Rio, 11 (AE) - Os pilotos brasileiros que vão disputar o GP Rio de Fórmula Indy, no sábado, exaltaram hoje as peculariedades do circuito oval Émerson Fittipaldi e classificaram a corrida carioca como a etapa mais difícil do calendário da categoria. "Ao contrário das outras pistas, as retas do autódromo de Jacarepaguá são muito longas, o que dá a oportunidade de "pegar vácuo" e fazer ultrapassagens, observou Hélio Castro Neves, da Hogan. "Com a perspectiva de que os pilotos façam até três paradas nos boxes, o GP será, mais do que uma corrida, um verdadeiro jogo de xadrez."
Para Maurício Gugelmin, da PacWest, um fator que pode afetar os pneus no GP é a quase não-utilização do oval durante o ano. "É preciso emborrachar o circuito", disse, referindo-se à necessidade de as pistas terem resíduos de borracha, o que aumenta a aderência dos pneus. "Sem isso, o carro não freia, não agarra, não vira bons tempos." Ele acrescentou que um atributo para a vitória no GP Rio é a paciência. "O oval é atípico, também, por causa das mudanças bruscas que devem ser feitas na entrada das curvas três e um." Segundo Gugelmin, a redução de velocidade nesses locais obriga o piloto a trocar a sexta pela terceira marcha em frações de segundo. "Aqui, é preciso ter atenção redobrada nas ultrapassagens, porque, depois delas, a gente tem de retomar com força o controle do carro."

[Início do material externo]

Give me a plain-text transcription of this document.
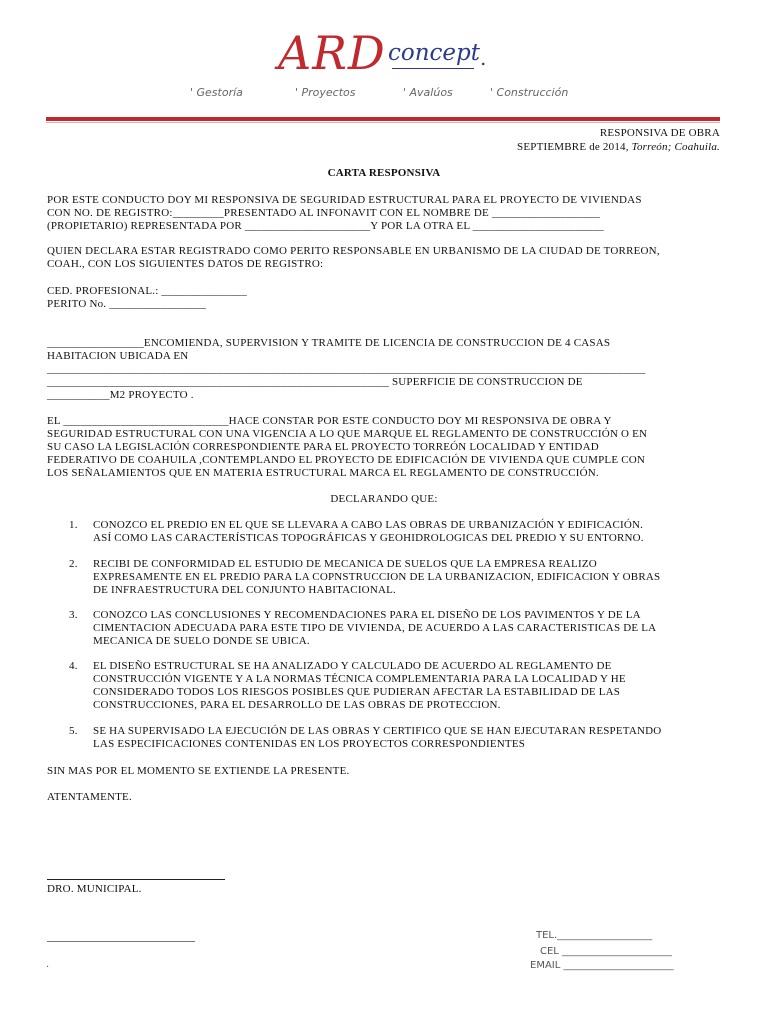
ARD concept .
' Gestoría	' Proyectos	' Avalúos	' Construcción
RESPONSIVA DE OBRA
SEPTIEMBRE de 2014, Torreón; Coahuila.
CARTA RESPONSIVA
POR ESTE CONDUCTO DOY MI RESPONSIVA DE SEGURIDAD ESTRUCTURAL PARA EL PROYECTO DE VIVIENDAS
CON NO. DE REGISTRO:_________PRESENTADO AL INFONAVIT CON EL NOMBRE DE ___________________
(PROPIETARIO) REPRESENTADA POR ______________________Y POR LA OTRA EL _______________________
QUIEN DECLARA ESTAR REGISTRADO COMO PERITO RESPONSABLE EN URBANISMO DE LA CIUDAD DE TORREON,
COAH., CON LOS SIGUIENTES DATOS DE REGISTRO:
CED. PROFESIONAL.: _______________
PERITO No. _________________
_________________ENCOMIENDA, SUPERVISION Y TRAMITE DE LICENCIA DE CONSTRUCCION DE 4 CASAS
HABITACION UBICADA EN
_________________________________________________________________________________________________________
____________________________________________________________ SUPERFICIE DE CONSTRUCCION DE
___________M2 PROYECTO .
EL _____________________________HACE CONSTAR POR ESTE CONDUCTO DOY MI RESPONSIVA DE OBRA Y
SEGURIDAD ESTRUCTURAL CON UNA VIGENCIA A LO QUE MARQUE EL REGLAMENTO DE CONSTRUCCIÓN O EN
SU CASO LA LEGISLACIÓN CORRESPONDIENTE PARA EL PROYECTO TORREÓN LOCALIDAD Y ENTIDAD
FEDERATIVO DE COAHUILA ,CONTEMPLANDO EL PROYECTO DE EDIFICACIÓN DE VIVIENDA QUE CUMPLE CON
LOS SEÑALAMIENTOS QUE EN MATERIA ESTRUCTURAL MARCA EL REGLAMENTO DE CONSTRUCCIÓN.
DECLARANDO QUE:
1. CONOZCO EL PREDIO EN EL QUE SE LLEVARA A CABO LAS OBRAS DE URBANIZACIÓN Y EDIFICACIÓN.
ASÍ COMO LAS CARACTERÍSTICAS TOPOGRÁFICAS Y GEOHIDROLOGICAS DEL PREDIO Y SU ENTORNO.
2. RECIBI DE CONFORMIDAD EL ESTUDIO DE MECANICA DE SUELOS QUE LA EMPRESA REALIZO
EXPRESAMENTE EN EL PREDIO PARA LA COPNSTRUCCION DE LA URBANIZACION, EDIFICACION Y OBRAS
DE INFRAESTRUCTURA DEL CONJUNTO HABITACIONAL.
3. CONOZCO LAS CONCLUSIONES Y RECOMENDACIONES PARA EL DISEÑO DE LOS PAVIMENTOS Y DE LA
CIMENTACION ADECUADA PARA ESTE TIPO DE VIVIENDA, DE ACUERDO A LAS CARACTERISTICAS DE LA
MECANICA DE SUELO DONDE SE UBICA.
4. EL DISEÑO ESTRUCTURAL SE HA ANALIZADO Y CALCULADO DE ACUERDO AL REGLAMENTO DE
CONSTRUCCIÓN VIGENTE Y A LA NORMAS TÉCNICA COMPLEMENTARIA PARA LA LOCALIDAD Y HE
CONSIDERADO TODOS LOS RIESGOS POSIBLES QUE PUDIERAN AFECTAR LA ESTABILIDAD DE LAS
CONSTRUCCIONES, PARA EL DESARROLLO DE LAS OBRAS DE PROTECCION.
5. SE HA SUPERVISADO LA EJECUCIÓN DE LAS OBRAS Y CERTIFICO QUE SE HAN EJECUTARAN RESPETANDO
LAS ESPECIFICACIONES CONTENIDAS EN LOS PROYECTOS CORRESPONDIENTES
SIN MAS POR EL MOMENTO SE EXTIENDE LA PRESENTE.
ATENTAMENTE.
DRO. MUNICIPAL.
.
TEL.___________________
CEL ______________________
EMAIL ______________________
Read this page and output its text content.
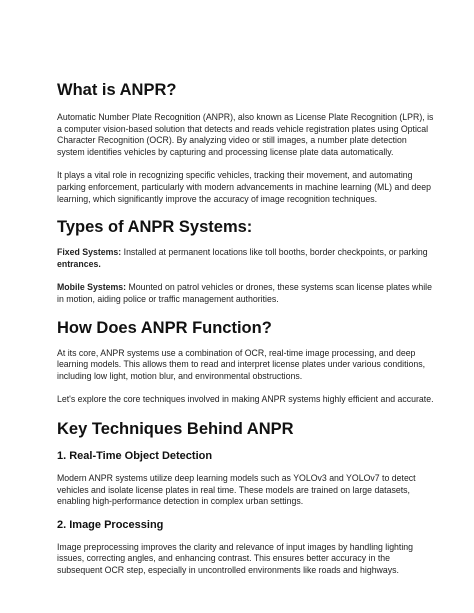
What is ANPR?

Automatic Number Plate Recognition (ANPR), also known as License Plate Recognition (LPR), is a computer vision-based solution that detects and reads vehicle registration plates using Optical Character Recognition (OCR). By analyzing video or still images, a number plate detection system identifies vehicles by capturing and processing license plate data automatically.

It plays a vital role in recognizing specific vehicles, tracking their movement, and automating parking enforcement, particularly with modern advancements in machine learning (ML) and deep learning, which significantly improve the accuracy of image recognition techniques.

Types of ANPR Systems:

Fixed Systems: Installed at permanent locations like toll booths, border checkpoints, or parking entrances.

Mobile Systems: Mounted on patrol vehicles or drones, these systems scan license plates while in motion, aiding police or traffic management authorities.

How Does ANPR Function?

At its core, ANPR systems use a combination of OCR, real-time image processing, and deep learning models. This allows them to read and interpret license plates under various conditions, including low light, motion blur, and environmental obstructions.

Let's explore the core techniques involved in making ANPR systems highly efficient and accurate.

Key Techniques Behind ANPR
1. Real-Time Object Detection

Modern ANPR systems utilize deep learning models such as YOLOv3 and YOLOv7 to detect vehicles and isolate license plates in real time. These models are trained on large datasets, enabling high-performance detection in complex urban settings.

2. Image Processing

Image preprocessing improves the clarity and relevance of input images by handling lighting issues, correcting angles, and enhancing contrast. This ensures better accuracy in the subsequent OCR step, especially in uncontrolled environments like roads and highways.
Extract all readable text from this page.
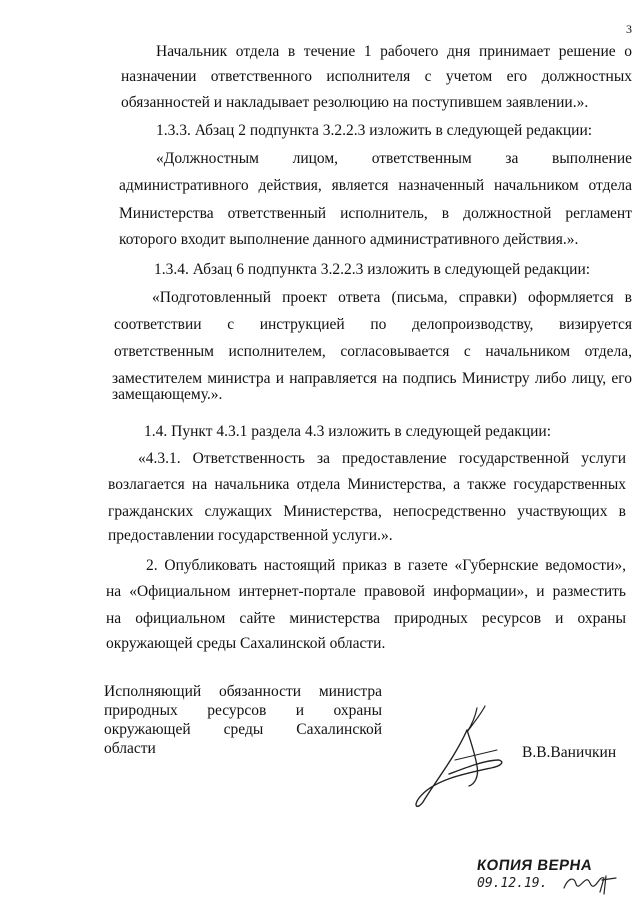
3
Начальник отдела в течение 1 рабочего дня принимает решение о
назначении ответственного исполнителя с учетом его должностных
обязанностей и накладывает резолюцию на поступившем заявлении.».
1.3.3. Абзац 2 подпункта 3.2.2.3 изложить в следующей редакции:
«Должностным лицом, ответственным за выполнение
административного действия, является назначенный начальником отдела
Министерства ответственный исполнитель, в должностной регламент
которого входит выполнение данного административного действия.».
1.3.4. Абзац 6 подпункта 3.2.2.3 изложить в следующей редакции:
«Подготовленный проект ответа (письма, справки) оформляется в
соответствии с инструкцией по делопроизводству, визируется
ответственным исполнителем, согласовывается с начальником отдела,
заместителем министра и направляется на подпись Министру либо лицу, его
замещающему.».
1.4. Пункт 4.3.1 раздела 4.3 изложить в следующей редакции:
«4.3.1. Ответственность за предоставление государственной услуги
возлагается на начальника отдела Министерства, а также государственных
гражданских служащих Министерства, непосредственно участвующих в
предоставлении государственной услуги.».
2. Опубликовать настоящий приказ в газете «Губернские ведомости»,
на «Официальном интернет-портале правовой информации», и разместить
на официальном сайте министерства природных ресурсов и охраны
окружающей среды Сахалинской области.
Исполняющий обязанности министра
природных ресурсов и охраны
окружающей среды Сахалинской
области	В.В.Ваничкин
КОПИЯ ВЕРНА
09.12.19.
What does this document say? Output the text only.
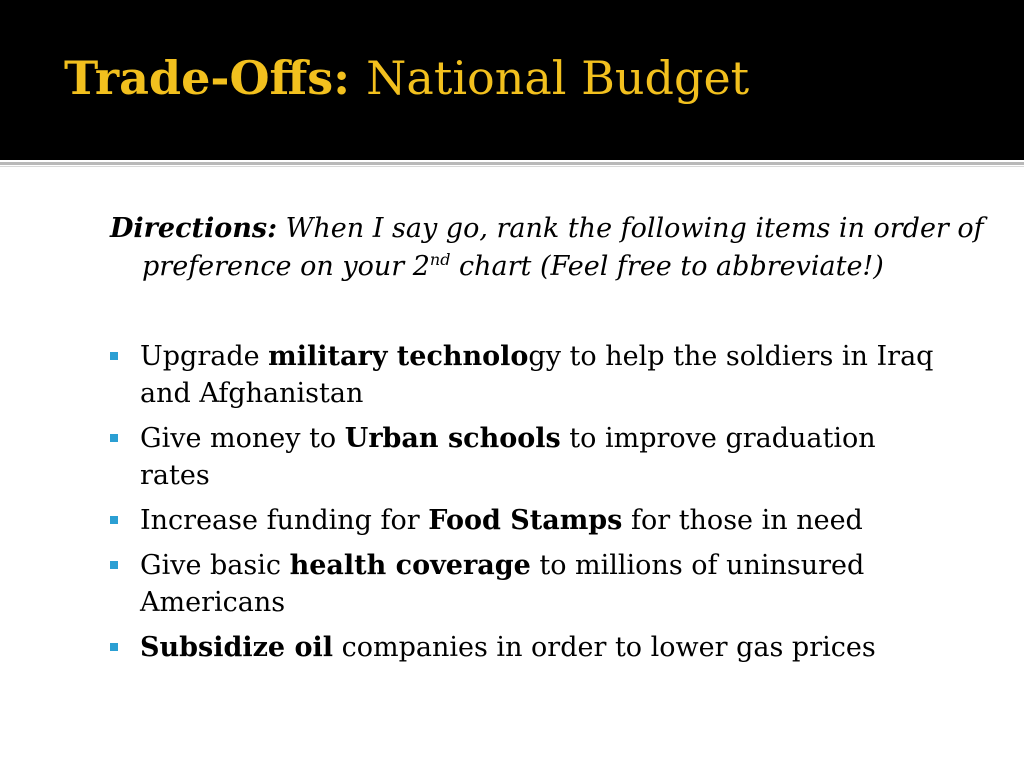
Trade-Offs: National Budget

Directions: When I say go, rank the following items in order of preference on your 2nd chart (Feel free to abbreviate!)

Upgrade military technology to help the soldiers in Iraq and Afghanistan
Give money to Urban schools to improve graduation rates
Increase funding for Food Stamps for those in need
Give basic health coverage to millions of uninsured Americans
Subsidize oil companies in order to lower gas prices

Para o novato Cristiano da Matta, de 25 anos, da equipe Arciero Wells, vai ter sucesso no GP quem souber acelerar, "ser rápido", dosando o combustível e os pneus. "A corrida é muito longa; quando a gente pensa que está acabando, não está nem na metade." Pelas características do circuito, Cristiano chegou a imaginar um desfecho para a prova. "Se, na última volta, dois pilotos estiverem disputando a liderança, é melhor para o segundo colocado ficar no vácuo do outro para a ultrapassagem na reta final."
GP DE INTELIGÊNCIA - Luiz Garcia Júnior, da Payton-Coyne, outro calouro no oval do Rio, destacou a possibilidade de a liderança trocar de mãos várias vezes na prova por causa das longas retas. "Com muitas ultrapassagens, a corrida ganha em emoção." Ele observou, no entanto, que esse eventual excesso de mudanças na classificação são um desafio à inteligência. "Não vai ser uma corrida só de motor, com certeza." Amanhã, vários dos pilotos que disputarão o GP Rio seguirão num desfile de motocicletas do Hotel Copacabana Palace até o Autódromo Nélson Piquet. Eles estarão acompanhados de Émerson Fittipaldi. Em Jacarepaguá, disputarão duas rápidas provas. À tarde, Fittipaldi convidará o atacante Romário, do Flamengo, para o evento de sábado.